Msimang was from a political family: an earlier generation of his family, including Richard W. Msimang and H. Selby Msimang, had been involved in establishing the African National Congress (ANC) in 1912. As a teenager in the Western Native Township in the 1940s, Msimang fell in with a circle of ANC-aligned youth and became involved in political mobilisation, including campaigns against forced removals. However, his family sent him to Mariannhill to complete his schooling at Mariannhill High School. Then, between 1951 and 1953, Msimang attended Pius XII College in Lesotho, where he met his future colleague Thomas Nkobi; he studied for, but did not complete, a Bachelor of Arts. He withdrew from the degree to resume his political activism in South Africa, though he later worked at an article clerk at the law offices of Mandela and Tambo. He also served as secretary to Walter Sisulu.'

After the apartheid government banned the ANC in 1960, Msimang followed much of the ANC leadership into exile outside the country. He left South Africa through Botswana for Tanzania, where he helped to establish the ANC's first external mission. During that time he also served on the National Executive Committee of the exiled ANC. In 1968, he was appointed as the ANC's chief representative in India. Upon his return to Tanzania, he was a coordinator in the ANC's education department, a position which involved liaising with UNESCO, organising international scholarships for ANC cadres, and planning for the establishment of the Solomon Mahlangu Freedom College. Thereafter he spent a stint at the ANC's headquarters in exile in Lusaka, Zambia.

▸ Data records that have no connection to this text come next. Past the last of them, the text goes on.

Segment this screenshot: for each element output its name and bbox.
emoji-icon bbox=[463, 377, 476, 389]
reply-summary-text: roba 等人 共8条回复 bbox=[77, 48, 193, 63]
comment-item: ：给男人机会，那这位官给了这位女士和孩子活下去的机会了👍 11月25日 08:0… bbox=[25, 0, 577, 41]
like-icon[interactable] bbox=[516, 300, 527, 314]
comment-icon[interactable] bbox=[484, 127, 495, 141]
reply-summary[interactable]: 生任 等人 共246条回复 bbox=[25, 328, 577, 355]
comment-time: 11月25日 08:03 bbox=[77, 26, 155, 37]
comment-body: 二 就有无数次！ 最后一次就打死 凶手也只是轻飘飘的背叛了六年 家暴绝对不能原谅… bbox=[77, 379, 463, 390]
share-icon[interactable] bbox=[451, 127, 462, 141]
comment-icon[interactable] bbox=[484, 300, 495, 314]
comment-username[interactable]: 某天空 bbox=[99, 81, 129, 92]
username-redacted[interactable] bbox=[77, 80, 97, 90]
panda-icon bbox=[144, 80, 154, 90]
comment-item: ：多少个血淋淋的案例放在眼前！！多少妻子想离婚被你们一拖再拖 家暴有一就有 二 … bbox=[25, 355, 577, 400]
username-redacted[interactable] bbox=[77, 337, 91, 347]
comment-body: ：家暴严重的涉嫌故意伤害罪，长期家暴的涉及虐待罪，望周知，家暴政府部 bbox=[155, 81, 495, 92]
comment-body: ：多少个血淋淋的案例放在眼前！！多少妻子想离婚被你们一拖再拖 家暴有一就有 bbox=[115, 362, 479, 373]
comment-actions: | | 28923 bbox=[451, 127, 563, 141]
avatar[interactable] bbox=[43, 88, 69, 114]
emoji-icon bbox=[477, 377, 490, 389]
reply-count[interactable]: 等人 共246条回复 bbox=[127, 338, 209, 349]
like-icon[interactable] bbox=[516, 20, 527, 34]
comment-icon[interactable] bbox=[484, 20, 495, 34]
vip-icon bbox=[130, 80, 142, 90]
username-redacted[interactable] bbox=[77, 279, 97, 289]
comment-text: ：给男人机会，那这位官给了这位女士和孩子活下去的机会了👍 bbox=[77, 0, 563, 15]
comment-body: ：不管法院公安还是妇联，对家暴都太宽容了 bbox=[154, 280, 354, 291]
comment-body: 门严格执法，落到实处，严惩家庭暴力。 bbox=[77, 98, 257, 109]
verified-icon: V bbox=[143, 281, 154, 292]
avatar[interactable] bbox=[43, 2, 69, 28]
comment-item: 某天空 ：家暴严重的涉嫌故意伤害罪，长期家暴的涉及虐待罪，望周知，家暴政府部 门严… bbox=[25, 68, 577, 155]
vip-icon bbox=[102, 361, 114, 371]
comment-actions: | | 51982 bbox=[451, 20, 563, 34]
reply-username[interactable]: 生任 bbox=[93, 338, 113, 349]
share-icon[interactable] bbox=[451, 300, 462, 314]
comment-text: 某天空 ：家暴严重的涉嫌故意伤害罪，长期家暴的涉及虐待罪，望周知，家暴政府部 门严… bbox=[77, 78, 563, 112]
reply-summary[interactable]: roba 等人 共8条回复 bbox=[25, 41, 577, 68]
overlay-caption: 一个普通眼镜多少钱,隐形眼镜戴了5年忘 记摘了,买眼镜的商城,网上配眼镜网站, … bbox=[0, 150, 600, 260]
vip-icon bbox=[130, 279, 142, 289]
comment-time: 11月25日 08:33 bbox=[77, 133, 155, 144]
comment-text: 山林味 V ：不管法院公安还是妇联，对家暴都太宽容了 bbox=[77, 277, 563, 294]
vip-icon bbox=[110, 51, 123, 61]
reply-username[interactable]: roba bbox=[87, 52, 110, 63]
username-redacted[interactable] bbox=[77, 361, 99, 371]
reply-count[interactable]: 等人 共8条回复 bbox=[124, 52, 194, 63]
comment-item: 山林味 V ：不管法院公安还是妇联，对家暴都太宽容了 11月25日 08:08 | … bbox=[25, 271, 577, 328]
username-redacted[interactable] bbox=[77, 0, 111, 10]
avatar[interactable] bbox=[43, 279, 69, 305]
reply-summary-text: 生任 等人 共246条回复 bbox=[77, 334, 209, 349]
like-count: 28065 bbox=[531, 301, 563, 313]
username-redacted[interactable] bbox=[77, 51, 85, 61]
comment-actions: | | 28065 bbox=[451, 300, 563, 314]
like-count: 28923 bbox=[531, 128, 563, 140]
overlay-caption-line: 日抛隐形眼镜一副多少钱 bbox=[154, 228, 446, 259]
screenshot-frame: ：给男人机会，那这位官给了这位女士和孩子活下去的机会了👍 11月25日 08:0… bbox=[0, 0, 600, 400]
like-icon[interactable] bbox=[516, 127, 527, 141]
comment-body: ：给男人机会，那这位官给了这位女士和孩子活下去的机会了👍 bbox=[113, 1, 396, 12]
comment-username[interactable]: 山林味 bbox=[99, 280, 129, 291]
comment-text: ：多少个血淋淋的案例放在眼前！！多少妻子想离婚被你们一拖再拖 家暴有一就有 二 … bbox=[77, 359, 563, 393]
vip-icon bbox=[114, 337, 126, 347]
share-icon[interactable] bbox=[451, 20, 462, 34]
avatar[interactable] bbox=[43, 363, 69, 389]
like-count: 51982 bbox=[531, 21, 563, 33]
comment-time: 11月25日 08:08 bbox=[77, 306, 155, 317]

From 1985 to 1994, Msimang was the ANC's chief representative in the United Kingdom. He lived in London until South Africa's first democratic elections in April 1994. During that period, in 1990, the ANC was unbanned inside South Africa during the negotiations to end apartheid, allowing the ANC to openly hold its 48th National Conference in Durban in December 1991; the conference elected Msimang as a member of the ANC National Executive Committee.

== Post-apartheid political career ==
In the April 1994 election, Msimang was represented to elect the ANC in the National Assembly, the lower house of the new South African Parliament. After just a year in Parliament, he resigned from his seat in 1995 when President Nelson Mandela asked him to return to London as South African High Commissioner to the United Kingdom. However, in October 1997, it was announced that Cheryl Carolus would replace Msimang in that post so that he could run for a position in the ANC's internal leadership.

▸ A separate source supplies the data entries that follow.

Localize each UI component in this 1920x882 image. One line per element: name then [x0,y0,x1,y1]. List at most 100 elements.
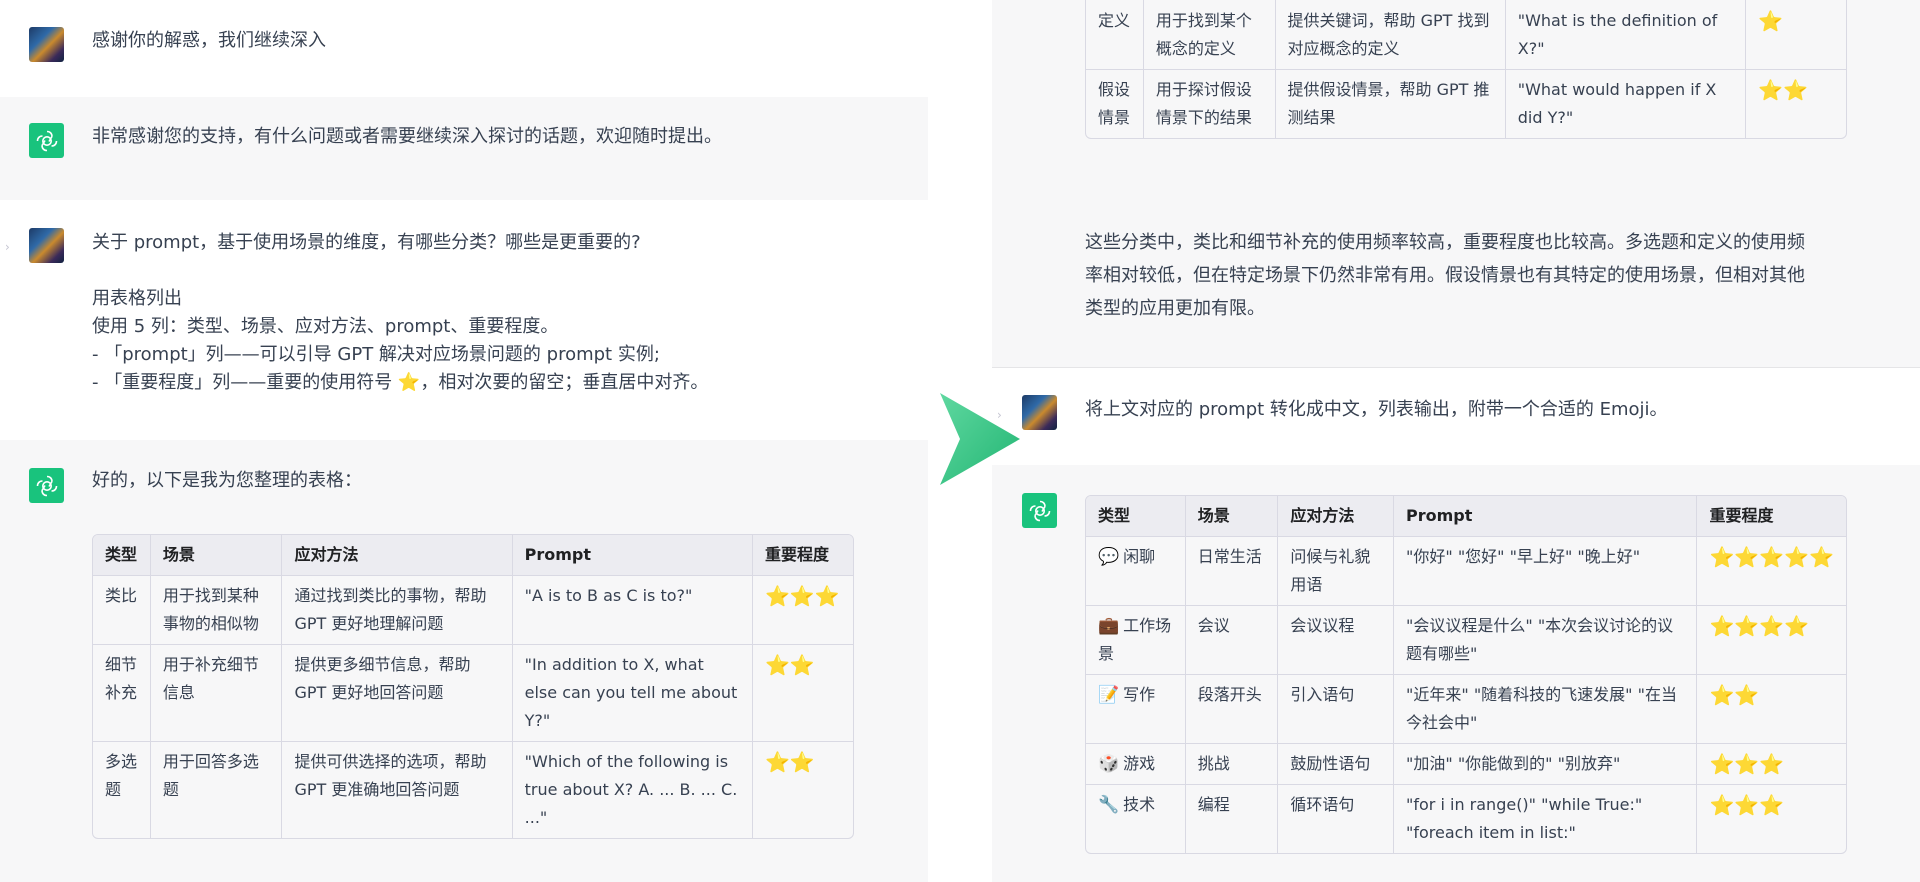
table-row: 定义 用于找到某个概念的定义 提供关键词，帮助 GPT 找到对应概念的定义 "W… [1086,0,1846,70]
message-line: 关于 prompt，基于使用场景的维度，有哪些分类？哪些是更重要的? [92,232,641,253]
prompt-cell: "近年来" "随着科技的飞速发展" "在当今社会中" [1394,675,1698,744]
method-cell: 鼓励性语句 [1278,744,1395,785]
assistant-message: 定义 用于找到某个概念的定义 提供关键词，帮助 GPT 找到对应概念的定义 "W… [992,0,1920,367]
left-chat-panel: 感谢你的解惑，我们继续深入 非常感谢您的支持，有什么问题或者需要继续深入探讨的话… [0,0,928,882]
prompt-cell: "会议议程是什么" "本次会议讨论的议题有哪些" [1394,606,1698,675]
type-label: 写作 [1123,685,1156,704]
openai-logo-icon [29,468,64,503]
importance-stars: ⭐ [1746,0,1846,70]
summary-text: 这些分类中，类比和细节补充的使用频率较高，重要程度也比较高。多选题和定义的使用频… [1085,226,1880,325]
importance-stars: ⭐⭐ [1697,675,1846,744]
user-avatar [29,228,64,263]
importance-stars: ⭐⭐ [764,750,815,774]
table-row: 多选题 用于回答多选题 提供可供选择的选项，帮助 GPT 更准确地回答问题 "W… [93,742,853,838]
message-line: - 「prompt」列——可以引导 GPT 解决对应场景问题的 prompt 实… [92,344,660,365]
method-cell: 提供假设情景，帮助 GPT 推测结果 [1276,70,1506,138]
prompt-cell: "你好" "您好" "早上好" "晚上好" [1394,537,1698,606]
message-line: 使用 5 列：类型、场景、应对方法、prompt、重要程度。 [92,316,559,337]
scene-cell: 用于找到某个概念的定义 [1143,0,1276,70]
table-header: Prompt [1394,496,1698,537]
assistant-message: 非常感谢您的支持，有什么问题或者需要继续深入探讨的话题，欢迎随时提出。 [0,97,928,201]
method-cell: 循环语句 [1278,785,1395,853]
type-cell: 类比 [93,576,151,645]
prompt-cell: "for i in range()" "while True:" "foreac… [1394,785,1698,853]
summary-line: 率相对较低，但在特定场景下仍然非常有用。假设情景也有其特定的使用场景，但相对其他 [1085,265,1805,286]
summary-line: 类型的应用更加有限。 [1085,298,1265,319]
openai-logo-icon [1022,493,1057,528]
importance-stars: ⭐⭐⭐ [752,576,853,645]
table-header: 场景 [150,535,283,576]
table-row: 🔧 技术 编程 循环语句 "for i in range()" "while Tr… [1086,785,1846,853]
speech-bubble-icon: 💬 [1098,547,1120,567]
chinese-prompt-table: 类型 场景 应对方法 Prompt 重要程度 💬 闲聊 日常生活 问候与礼貌用语 … [1085,495,1847,854]
message-text: 好的，以下是我为您整理的表格： [92,470,362,491]
table-row: 细节补充 用于补充细节信息 提供更多细节信息，帮助 GPT 更好地回答问题 "I… [93,645,853,742]
prompt-cell: "What is the definition of X?" [1505,0,1747,70]
message-text: 非常感谢您的支持，有什么问题或者需要继续深入探讨的话题，欢迎随时提出。 [92,126,722,147]
assistant-message: 好的，以下是我为您整理的表格： 类型 场景 应对方法 Prompt 重要程度 类… [0,440,928,882]
user-avatar [29,27,64,62]
message-line: - 「重要程度」列——重要的使用符号 ⭐，相对次要的留空；垂直居中对齐。 [92,372,709,393]
prompt-cell: "Which of the following is true about X?… [513,742,753,838]
table-header: Prompt [512,535,753,576]
table-header: 应对方法 [282,535,513,576]
type-cell: 📝 写作 [1086,675,1186,744]
importance-stars: ⭐⭐⭐⭐ [1697,606,1846,675]
scene-cell: 日常生活 [1185,537,1279,606]
chevron-right-icon[interactable]: › [5,240,10,254]
user-message: › 关于 prompt，基于使用场景的维度，有哪些分类？哪些是更重要的? 用表格… [0,200,928,441]
importance-stars: ⭐⭐⭐ [1709,793,1785,817]
type-cell: 🔧 技术 [1086,785,1186,853]
type-label: 技术 [1123,795,1156,814]
transition-arrow-icon [940,393,1020,485]
user-message: 感谢你的解惑，我们继续深入 [0,0,928,98]
method-cell: 引入语句 [1278,675,1395,744]
message-line [92,257,888,285]
importance-stars: ⭐⭐⭐ [1697,744,1846,785]
table-row: 📝 写作 段落开头 引入语句 "近年来" "随着科技的飞速发展" "在当今社会中"… [1086,675,1846,744]
type-cell: 🎲 游戏 [1086,744,1186,785]
table-row: 💼 工作场景 会议 会议议程 "会议议程是什么" "本次会议讨论的议题有哪些" ⭐… [1086,606,1846,675]
method-cell: 提供更多细节信息，帮助 GPT 更好地回答问题 [282,645,513,742]
right-chat-panel: 定义 用于找到某个概念的定义 提供关键词，帮助 GPT 找到对应概念的定义 "W… [992,0,1920,882]
table-header: 应对方法 [1278,496,1395,537]
method-cell: 提供关键词，帮助 GPT 找到对应概念的定义 [1275,0,1506,70]
table-row: 类比 用于找到某种事物的相似物 通过找到类比的事物，帮助 GPT 更好地理解问题… [93,576,853,645]
category-table-continued: 定义 用于找到某个概念的定义 提供关键词，帮助 GPT 找到对应概念的定义 "W… [1085,0,1847,139]
scene-cell: 用于探讨假设情景下的结果 [1144,70,1276,138]
table-header: 类型 [1086,496,1186,537]
type-cell: 细节补充 [93,645,151,742]
openai-logo-icon [29,123,64,158]
importance-stars: ⭐⭐⭐⭐⭐ [1697,537,1846,606]
message-line: 用表格列出 [92,288,182,309]
table-header: 类型 [93,535,151,576]
type-label: 游戏 [1123,754,1156,773]
message-text: 将上文对应的 prompt 转化成中文，列表输出，附带一个合适的 Emoji。 [1085,399,1668,420]
type-cell: 💼 工作场景 [1086,606,1186,675]
scene-cell: 段落开头 [1185,675,1279,744]
importance-stars: ⭐⭐ [752,645,853,742]
dice-icon: 🎲 [1098,754,1120,774]
method-cell: 问候与礼貌用语 [1278,537,1395,606]
user-avatar [1022,395,1057,430]
prompt-cell: "What would happen if X did Y?" [1506,70,1747,138]
scene-cell: 编程 [1186,785,1279,853]
prompt-cell: "In addition to X, what else can you tel… [512,645,753,742]
user-message: › 将上文对应的 prompt 转化成中文，列表输出，附带一个合适的 Emoji… [992,367,1920,466]
assistant-message: 类型 场景 应对方法 Prompt 重要程度 💬 闲聊 日常生活 问候与礼貌用语 … [992,465,1920,882]
message-text: 感谢你的解惑，我们继续深入 [92,30,326,51]
table-header: 重要程度 [752,535,853,576]
prompt-cell: "A is to B as C is to?" [512,576,753,645]
message-text: 关于 prompt，基于使用场景的维度，有哪些分类？哪些是更重要的? 用表格列出… [92,229,888,397]
scene-cell: 挑战 [1185,744,1279,785]
briefcase-icon: 💼 [1098,616,1120,636]
method-cell: 会议议程 [1278,606,1395,675]
type-cell: 多选题 [93,742,151,838]
table-header-row: 类型 场景 应对方法 Prompt 重要程度 [1086,496,1846,537]
scene-cell: 用于找到某种事物的相似物 [150,576,283,645]
table-header-row: 类型 场景 应对方法 Prompt 重要程度 [93,535,853,576]
scene-cell: 用于补充细节信息 [150,645,283,742]
type-label: 闲聊 [1123,547,1156,566]
type-cell: 定义 [1086,0,1144,70]
table-header: 场景 [1185,496,1279,537]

Thus Msimang attended the ANC's 50th National Conference in Mafikeng in December 1997, where he was elected unopposed to succeed Arnold Stofile as the party's national treasurer-general. Msimang had not been re-elected to the ANC National Executive at the last party conference in December 1994, but, according to Mark Gevisser, he was hand-picked for the treasury role by Thabo Mbeki, who was elected as ANC president at the same conference. Mbeki and Msimang were personally close; Msimang and Adelaide Tambo had stood in loco parentis at Mbeki's wedding in exile in 1974.'

Msimang served in the ANC treasurer-general position for a decade, the full duration of Mbeki's tenure in the ANC presidency; he was re-elected unopposed at the 51st National Conference in December 2002. At the next conference in Polokwane in December 2007, he did not stand for re-election to a third term and he was succeeded by Mathews Phosa.

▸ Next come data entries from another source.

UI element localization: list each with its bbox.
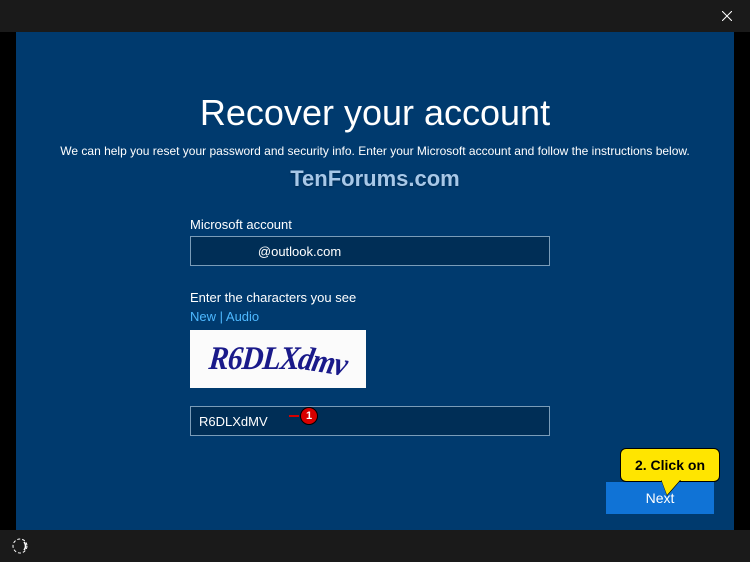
new-captcha-link[interactable]: New: [190, 309, 216, 324]
watermark-text: TenForums.com: [290, 166, 460, 192]
recovery-form: Microsoft account Enter the characters y…: [190, 217, 560, 436]
captcha-distorted-text: R6DLXdmv: [207, 340, 349, 377]
close-button[interactable]: [704, 0, 750, 32]
captcha-label: Enter the characters you see: [190, 290, 560, 305]
account-label: Microsoft account: [190, 217, 560, 232]
annotation-marker-1: 1: [300, 407, 318, 425]
captcha-input[interactable]: [190, 406, 550, 436]
ease-of-access-button[interactable]: [8, 534, 32, 558]
annotation-balloon-2: 2. Click on: [620, 448, 720, 482]
captcha-image: R6DLXdmv: [190, 330, 366, 388]
captcha-links: New | Audio: [190, 309, 560, 324]
accessibility-icon: [11, 537, 29, 555]
bottombar: [0, 530, 750, 562]
close-icon: [722, 11, 732, 21]
page-subtitle: We can help you reset your password and …: [60, 144, 689, 158]
page-title: Recover your account: [200, 92, 550, 134]
titlebar: [0, 0, 750, 32]
link-separator: |: [216, 309, 226, 324]
account-input[interactable]: [190, 236, 550, 266]
audio-captcha-link[interactable]: Audio: [226, 309, 259, 324]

In his retirement, Msimang was appointed as a member of the ANC's internal Integrity Commission when it was constituted for the first time in 2013 under the chairmanship of Andrew Mlangeni.

== Honours ==
In 1999, Msimang was inducted into the Order for Meritorious Service, Class II, Silver.'

== Personal life ==
He was the second husband of Manto Tshabalala-Msimang, the Minister of Health in Mbeki's government, until her death in December 2009. Fabian Msimang, who served as chief of the post-apartheid South African Air Force, is his son. One of his grandchildren is media personality Shaka Sisulu, born in 1979 to his daughter Makhosazana and ANC activist Max Sisulu. His other relatives include Herbert Qedusizi Msimang, who was Judge President of the KwaZulu-Natal High Court.

After a period of illness, Msimang died on 3 December 2018. President Cyril Ramaphosa spoke at his official funeral in Tshwane.